Against overwhelming odds, Alabama witnessed a stunning democratic revival in 2017. Despite powerful voter suppression techniques-strict ID laws, DMV closures in majority-Black counties, precinct closures, and purging 340,162 voters to "inactive" status-grassroots resistance emerged. Unlike typical last-minute efforts, Alabama's resistance had been working "in stealth for months." Legal Services Alabama and the ACLU launched restoration clinics at Selma's historic Brown Chapel AME Church, helping people navigate felony disfranchisement and registration. The Alabama NAACP led an unprecedented outreach with 1.32 million phone calls, 220,000 postcards, and one million texts. VoteRiders established voter ID clinics, while transportation networks ensured voters could reach polls. On December 12, 2017, Black voters delivered a stunning Senate race upset. Despite predictions of only 25% turnout, over 40% of voters showed up, with Black Belt counties averaging 45.4%. The Alabama miracle proved that even sophisticated voter suppression can be overcome through sustained grassroots organizing-offering a blueprint for nationwide resistance.

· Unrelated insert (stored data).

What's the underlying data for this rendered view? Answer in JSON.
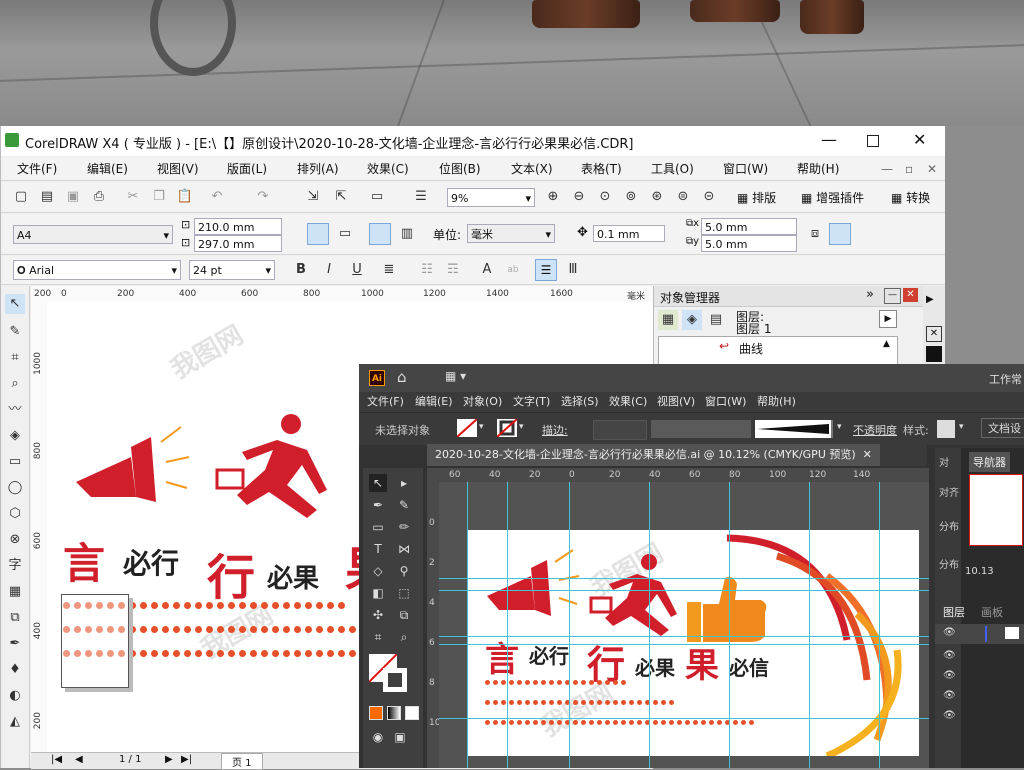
{
  "corel": {
    "title": "CorelDRAW X4 ( 专业版 ) - [E:\\【】原创设计\\2020-10-28-文化墙-企业理念-言必行行必果果必信.CDR]",
    "menu": [
      "文件(F)",
      "编辑(E)",
      "视图(V)",
      "版面(L)",
      "排列(A)",
      "效果(C)",
      "位图(B)",
      "文本(X)",
      "表格(T)",
      "工具(O)",
      "窗口(W)",
      "帮助(H)"
    ],
    "zoom": "9%",
    "toolbar_right": [
      "排版",
      "增强插件",
      "转换"
    ],
    "paper_size": "A4",
    "width": "210.0 mm",
    "height": "297.0 mm",
    "units_label": "单位:",
    "units": "毫米",
    "nudge": "0.1 mm",
    "dup_x": "5.0 mm",
    "dup_y": "5.0 mm",
    "font_name": "Arial",
    "font_size": "24 pt",
    "ruler_top": [
      "200",
      "0",
      "200",
      "400",
      "600",
      "800",
      "1000",
      "1200",
      "1400",
      "1600"
    ],
    "ruler_unit": "毫米",
    "ruler_left": [
      "1000",
      "800",
      "600",
      "400",
      "200"
    ],
    "object_manager": {
      "title": "对象管理器",
      "layer_label": "图层:",
      "layer_name": "图层 1",
      "item": "曲线"
    },
    "page_nav": {
      "pages": "1 / 1",
      "tab": "页 1"
    },
    "artwork": {
      "text1": "言",
      "text2": "必行",
      "text3": "行",
      "text4": "必果",
      "text5": "果"
    }
  },
  "ai": {
    "logo": "Ai",
    "workspace": "工作常",
    "menu": [
      "文件(F)",
      "编辑(E)",
      "对象(O)",
      "文字(T)",
      "选择(S)",
      "效果(C)",
      "视图(V)",
      "窗口(W)",
      "帮助(H)"
    ],
    "control": {
      "no_selection": "未选择对象",
      "stroke": "描边:",
      "opacity": "不透明度",
      "style": "样式:",
      "doc_setup": "文档设"
    },
    "tab": "2020-10-28-文化墙-企业理念-言必行行必果果必信.ai @ 10.12% (CMYK/GPU 预览)",
    "ruler_top": [
      "60",
      "40",
      "20",
      "0",
      "20",
      "40",
      "60",
      "80",
      "100",
      "120",
      "140"
    ],
    "ruler_left": [
      "0",
      "2",
      "4",
      "6",
      "8",
      "10"
    ],
    "artwork": {
      "t1": "言",
      "t2": "必行",
      "t3": "行",
      "t4": "必果",
      "t5": "果",
      "t6": "必信"
    },
    "panels": {
      "navigator": "导航器",
      "align_short": "对",
      "align1": "对齐",
      "align2": "分布",
      "align3": "分布",
      "zoom_val": "10.13",
      "layers": "图层",
      "artboards": "画板"
    }
  },
  "watermark": "我图网",
  "colors": {
    "brand_red": "#d01f2b",
    "orange": "#f29a1e",
    "dot": "#e5502a",
    "guide": "#3fc6d6"
  }
}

The 2016 election exposed America's democratic vulnerability to Russian operatives who exploited racial divisions to suppress minority turnout. Yet as Reverend William Barber observed, "Voter suppression hacked our democracy long before any Russian agents meddled." The Russians merely leveraged existing efforts to stigmatize and suppress minority votes. America faces a critical choice: continue down the path of voter suppression, further eroding democratic foundations, or recommit to inclusive participation. While 31 states develop new disenfranchisement methods, others expand access - Oregon's automatic voter registration added over 222,000 new voters in just over a year and increased turnout from 64% to 68%. The battle for America's democratic soul unfolds daily in courtrooms, statehouses, and community centers nationwide. The question isn't simply who wins the next election, but whether we still believe in government of, by, and for all people. This answer will determine both our electoral outcomes and the fundamental nature of American democracy.